Speakers

Jun Liu, Harvard University

Biography: Jun Liu (Chinese: 刘军) is Professor of Statistics at Harvard University, with a joint appointment in Harvard School of Public Health. Dr. Liu received his BS degree in mathematics in 1985 from Peking University and Ph.D. in statistics in 1991 from the University of Chicago. He held Assistant, Associate, and full professor positions at Stanford University from 1994 to 2003. Dr. Liu received the NSF CAREER Award in 1995 and the Mitchell Award in 2000. He was selected as a Medallion Lecturer in 2002, a Bernoulli Lecturer in 2004, a Kuwait Lecturer of Cambridge University in 2008; and elected to Fellow of the Institute of Mathematical Statistics and Fellow of the American Statistical Association in 2004 and 2005, respective. In 2002, he won the prestigious COPSS Presidents' Award (given annually to one individual under age 40). In 2010, he was awarded the Morningside Gold Medal in Applied Mathematics (once every 3 years to an individual of Chinese descent under age 45). He was honored with the Outstanding Achievement Award in 2012, and the Pao-Lu Hsu Award (once every 3 years) in 2016 by the International Chinese Statistical Association.  In 2017, he was recognized by the Jerome Sacks Award for outstanding Cross-Disciplinary Research.

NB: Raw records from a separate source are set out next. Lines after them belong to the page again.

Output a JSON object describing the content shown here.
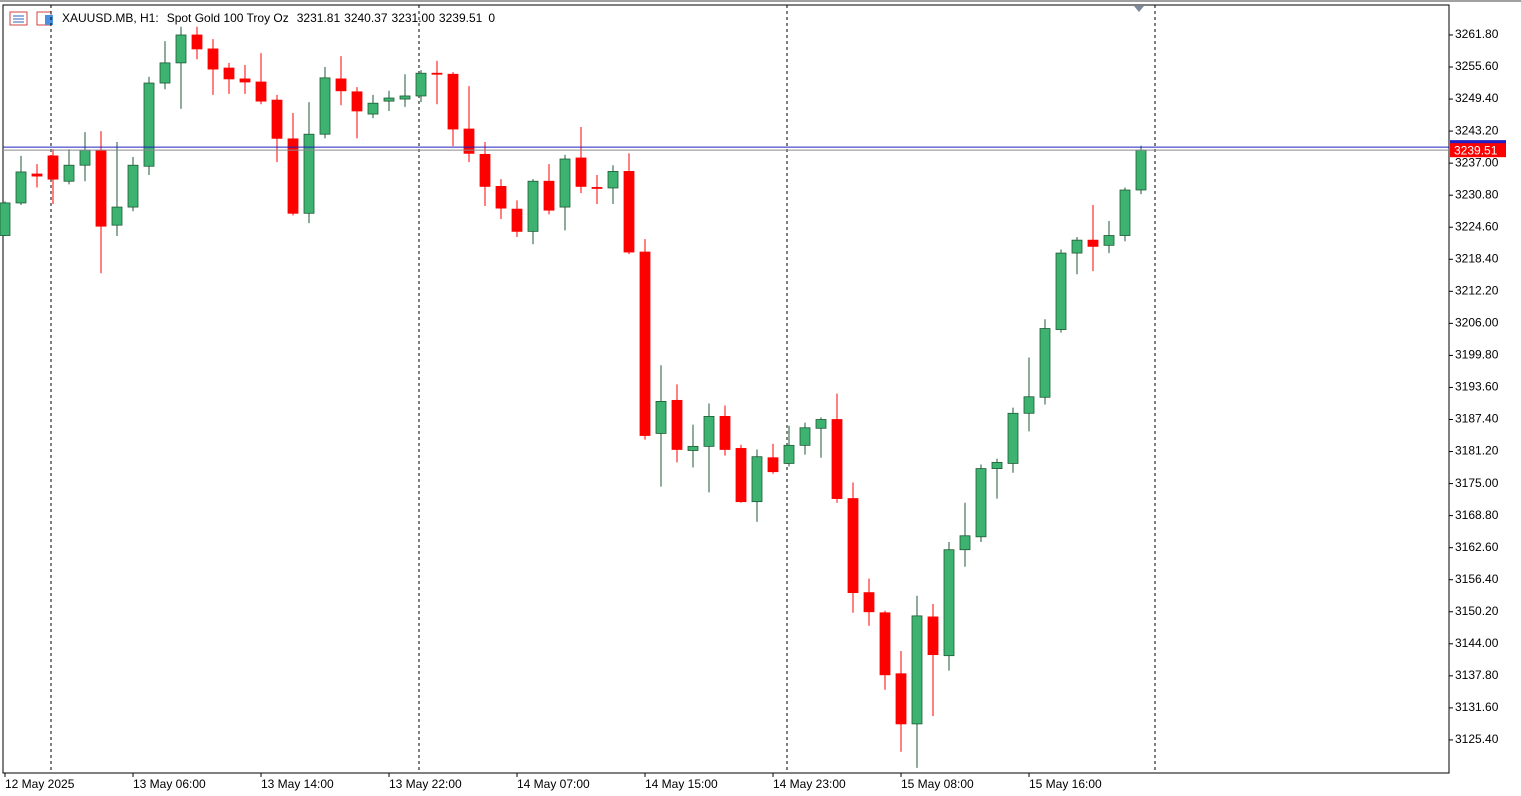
{
  "chart_data": {
    "type": "candlestick",
    "header": {
      "symbol": "XAUUSD.MB, H1:",
      "description": "Spot Gold 100 Troy Oz",
      "values": [
        "3231.81",
        "3240.37",
        "3231.00",
        "3239.51",
        "0"
      ]
    },
    "categories": [
      "12 May 2025",
      null,
      null,
      null,
      null,
      null,
      null,
      null,
      "13 May 06:00",
      null,
      null,
      null,
      null,
      null,
      null,
      null,
      "13 May 14:00",
      null,
      null,
      null,
      null,
      null,
      null,
      null,
      "13 May 22:00",
      null,
      null,
      null,
      null,
      null,
      null,
      null,
      "14 May 07:00",
      null,
      null,
      null,
      null,
      null,
      null,
      null,
      "14 May 15:00",
      null,
      null,
      null,
      null,
      null,
      null,
      null,
      "14 May 23:00",
      null,
      null,
      null,
      null,
      null,
      null,
      null,
      "15 May 08:00",
      null,
      null,
      null,
      null,
      null,
      null,
      null,
      "15 May 16:00",
      null,
      null,
      null,
      null,
      null,
      null,
      null
    ],
    "open": [
      3223.0,
      3229.3,
      3234.9,
      3238.4,
      3233.5,
      3236.6,
      3239.5,
      3225.0,
      3228.5,
      3236.4,
      3252.5,
      3256.4,
      3261.8,
      3259.1,
      3255.4,
      3253.3,
      3252.7,
      3249.2,
      3241.7,
      3227.3,
      3242.6,
      3253.3,
      3250.8,
      3246.5,
      3249.0,
      3249.4,
      3250.0,
      3254.4,
      3254.2,
      3243.6,
      3238.7,
      3232.5,
      3228.1,
      3223.8,
      3233.5,
      3228.5,
      3238.0,
      3232.3,
      3232.2,
      3235.4,
      3219.8,
      3184.7,
      3191.1,
      3181.4,
      3182.2,
      3188.0,
      3181.8,
      3171.5,
      3180.0,
      3178.9,
      3182.4,
      3185.7,
      3187.4,
      3172.1,
      3153.9,
      3150.0,
      3138.2,
      3128.5,
      3149.2,
      3141.7,
      3162.2,
      3164.7,
      3177.9,
      3178.9,
      3188.6,
      3191.7,
      3204.8,
      3219.6,
      3222.1,
      3221.1,
      3223.0,
      3231.81
    ],
    "high": [
      3229.6,
      3238.4,
      3236.8,
      3239.7,
      3239.7,
      3243.0,
      3243.2,
      3241.1,
      3238.2,
      3253.7,
      3260.6,
      3263.4,
      3263.4,
      3261.0,
      3256.4,
      3256.0,
      3258.3,
      3250.2,
      3246.7,
      3248.8,
      3255.6,
      3257.7,
      3251.7,
      3250.2,
      3251.0,
      3254.2,
      3255.0,
      3256.8,
      3254.6,
      3251.9,
      3241.1,
      3233.9,
      3229.8,
      3233.9,
      3236.8,
      3238.6,
      3244.0,
      3234.7,
      3236.6,
      3238.9,
      3222.3,
      3197.9,
      3194.2,
      3186.4,
      3190.5,
      3190.1,
      3182.5,
      3181.6,
      3182.7,
      3186.2,
      3186.8,
      3187.8,
      3192.4,
      3175.2,
      3156.6,
      3150.4,
      3142.6,
      3153.3,
      3151.7,
      3163.7,
      3171.3,
      3178.7,
      3179.8,
      3189.7,
      3199.4,
      3206.8,
      3220.3,
      3222.7,
      3228.9,
      3225.8,
      3232.3,
      3240.37
    ],
    "low": [
      3222.9,
      3228.9,
      3232.3,
      3229.1,
      3232.9,
      3233.5,
      3215.7,
      3222.9,
      3227.7,
      3234.7,
      3251.3,
      3247.5,
      3257.1,
      3250.2,
      3250.4,
      3250.4,
      3248.4,
      3237.2,
      3226.9,
      3225.4,
      3241.8,
      3248.2,
      3241.8,
      3245.7,
      3247.1,
      3247.9,
      3248.8,
      3248.4,
      3240.3,
      3237.2,
      3228.7,
      3226.2,
      3222.7,
      3221.3,
      3227.1,
      3224.0,
      3231.2,
      3229.1,
      3229.1,
      3219.4,
      3183.5,
      3174.4,
      3179.1,
      3178.1,
      3173.3,
      3180.4,
      3171.3,
      3167.6,
      3176.9,
      3178.3,
      3180.6,
      3180.0,
      3171.3,
      3150.0,
      3147.5,
      3135.1,
      3123.1,
      3120.0,
      3130.0,
      3138.8,
      3158.9,
      3163.7,
      3172.1,
      3177.1,
      3185.1,
      3190.3,
      3204.2,
      3215.5,
      3216.1,
      3219.6,
      3221.9,
      3231.0
    ],
    "close": [
      3229.3,
      3235.3,
      3234.5,
      3233.9,
      3236.6,
      3239.5,
      3224.8,
      3228.5,
      3236.6,
      3252.5,
      3256.4,
      3261.8,
      3259.1,
      3255.2,
      3253.3,
      3252.7,
      3249.0,
      3241.8,
      3227.3,
      3242.6,
      3253.5,
      3251.0,
      3247.1,
      3248.6,
      3249.6,
      3250.0,
      3254.4,
      3254.2,
      3243.6,
      3238.9,
      3232.5,
      3228.3,
      3223.8,
      3233.5,
      3227.9,
      3237.8,
      3232.5,
      3232.2,
      3235.4,
      3219.8,
      3184.3,
      3190.9,
      3181.6,
      3182.2,
      3188.0,
      3181.6,
      3171.5,
      3180.2,
      3177.3,
      3182.4,
      3185.8,
      3187.4,
      3172.1,
      3153.9,
      3150.2,
      3138.0,
      3128.5,
      3149.4,
      3141.9,
      3162.2,
      3164.9,
      3177.9,
      3179.1,
      3188.6,
      3191.8,
      3205.0,
      3219.6,
      3222.1,
      3220.9,
      3223.0,
      3231.8,
      3239.51
    ],
    "up_color": "#3cb371",
    "down_color": "#ff0000",
    "ylim": [
      3119.0,
      3267.6
    ],
    "yticks": [
      {
        "value": 3261.8,
        "label": "3261.80"
      },
      {
        "value": 3255.6,
        "label": "3255.60"
      },
      {
        "value": 3249.4,
        "label": "3249.40"
      },
      {
        "value": 3243.2,
        "label": "3243.20"
      },
      {
        "value": 3237.0,
        "label": "3237.00"
      },
      {
        "value": 3230.8,
        "label": "3230.80"
      },
      {
        "value": 3224.6,
        "label": "3224.60"
      },
      {
        "value": 3218.4,
        "label": "3218.40"
      },
      {
        "value": 3212.2,
        "label": "3212.20"
      },
      {
        "value": 3206.0,
        "label": "3206.00"
      },
      {
        "value": 3199.8,
        "label": "3199.80"
      },
      {
        "value": 3193.6,
        "label": "3193.60"
      },
      {
        "value": 3187.4,
        "label": "3187.40"
      },
      {
        "value": 3181.2,
        "label": "3181.20"
      },
      {
        "value": 3175.0,
        "label": "3175.00"
      },
      {
        "value": 3168.8,
        "label": "3168.80"
      },
      {
        "value": 3162.6,
        "label": "3162.60"
      },
      {
        "value": 3156.4,
        "label": "3156.40"
      },
      {
        "value": 3150.2,
        "label": "3150.20"
      },
      {
        "value": 3144.0,
        "label": "3144.00"
      },
      {
        "value": 3137.8,
        "label": "3137.80"
      },
      {
        "value": 3131.6,
        "label": "3131.60"
      },
      {
        "value": 3125.4,
        "label": "3125.40"
      }
    ],
    "bid_line": {
      "value": 3239.51,
      "label": "3239.51",
      "color": "#8c8c8c"
    },
    "ask_line": {
      "value": 3240.1,
      "color": "#2020c0"
    },
    "grid": false
  }
}
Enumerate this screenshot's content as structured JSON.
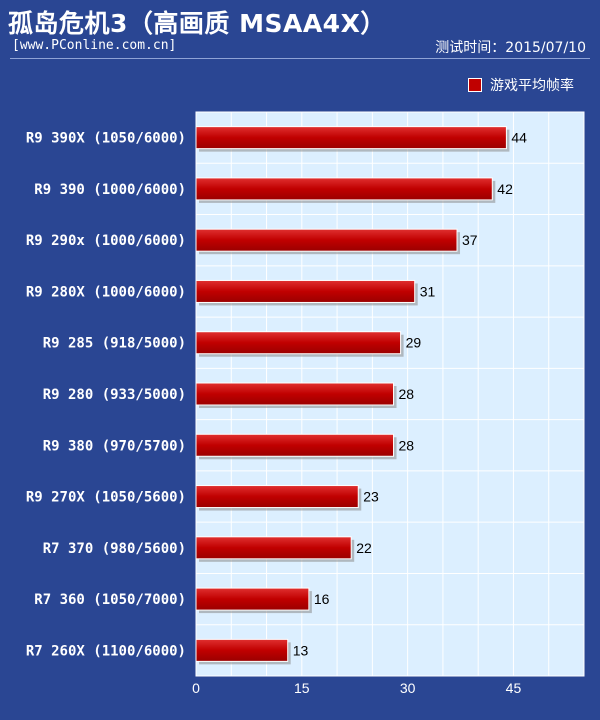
{
  "header": {
    "title": "孤岛危机3（高画质 MSAA4X）",
    "site": "[www.PConline.com.cn]",
    "date": "测试时间：2015/07/10"
  },
  "legend": {
    "label": "游戏平均帧率",
    "color": "#c00000"
  },
  "chart_data": {
    "type": "bar",
    "orientation": "horizontal",
    "title": "孤岛危机3（高画质 MSAA4X）",
    "xlabel": "",
    "ylabel": "",
    "xlim": [
      0,
      55
    ],
    "xticks": [
      0,
      15,
      30,
      45
    ],
    "grid": true,
    "legend_position": "top-right",
    "categories": [
      "R9 390X (1050/6000)",
      "R9 390 (1000/6000)",
      "R9 290x (1000/6000)",
      "R9 280X (1000/6000)",
      "R9 285 (918/5000)",
      "R9 280 (933/5000)",
      "R9 380 (970/5700)",
      "R9 270X (1050/5600)",
      "R7 370 (980/5600)",
      "R7 360 (1050/7000)",
      "R7 260X (1100/6000)"
    ],
    "series": [
      {
        "name": "游戏平均帧率",
        "color": "#c00000",
        "values": [
          44,
          42,
          37,
          31,
          29,
          28,
          28,
          23,
          22,
          16,
          13
        ]
      }
    ]
  }
}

Dr. Liu and his collaborators introduced the statistical missing data formulation and Gibbs sampling strategies for biological sequence motif analysis in early 1990s. The resulting algorithms for protein sequence alignments, gene regulation analyses, and genetic studies have been adopted by many researchers as standard computational biology tools. Dr. Liu has made fundamental contributions to statistical computing and Bayesian modeling. He pioneered sequential Monte Carlo (SMC) methods and invented novel Markov chain Monte Carlo (MCMC) techniques. His theoretical and methodological studies on SMC and MCMC algorithms have had a broad impact in many areas. Dr. Liu has also pioneered novel Bayesian modeling techniques for discovering nonlinear and interactive effects in high-dimensional data and led the developments of theory and methods for sufficient dimension reduction in high-dimensions. Dr. Liu has served on numerous government’s grant review panels and editorial boards of leading statistical journals, including the co-editorship of JASA from 2011-2014. Dr. Liu has published more than 270 research articles in leading scientific journals and books, graduated more than 35 PhD students and mentioned 30 postdoctoral fellows.

 

Title: Data Splitting for Linear and Generalized Linear Models Selection With FDR Control

Abstract: Simultaneously finding multiple influential variables and controlling the false discovery rate (FDR) for statistical and machine learning models is a problem of renewed interest recently. A classical statistical idea is to introduce perturbations and examine their impacts on a statistical procedure. We here explore the use of data splitting (DS) for controlling FDR in learning linear, generalized linear, and graphical models. Our proposed DS procedure simply splits the data into two halves at random, and computes a statistic reflecting the consistency of the two sets of parameter estimates (e.g., regression coefficients). The FDR control can be achieved by taking advantage of such a statistic, which possesses the property that, for any null feature its sampling distribution is symmetric about 0. Furthermore, by repeated sample splitting, we propose Multiple Data Splitting (MDS) to stabilize the selection result and boost the power. Interestingly, MDS not only helps overcome the power loss caused by DS with the FDR still under control, but also results in a lower variance for the estimated FDR compared with all other considered methods.  DS and MDS are straightforward conceptually, easy to implement algorithmically, and efficient computationally.  Simulation results as well as a real data application show that both DS and MDS control the FDR well and MDS is often the most powerful method among all in consideration, especially when the signals are weak and correlations or partial correlations are high among the features. Our preliminary tests on nonlinear models such as generalized linear models and neural networks also show promises.

The presentation is based on joint work with Chenguang Dai, Buyu Lin, and Xin Xing.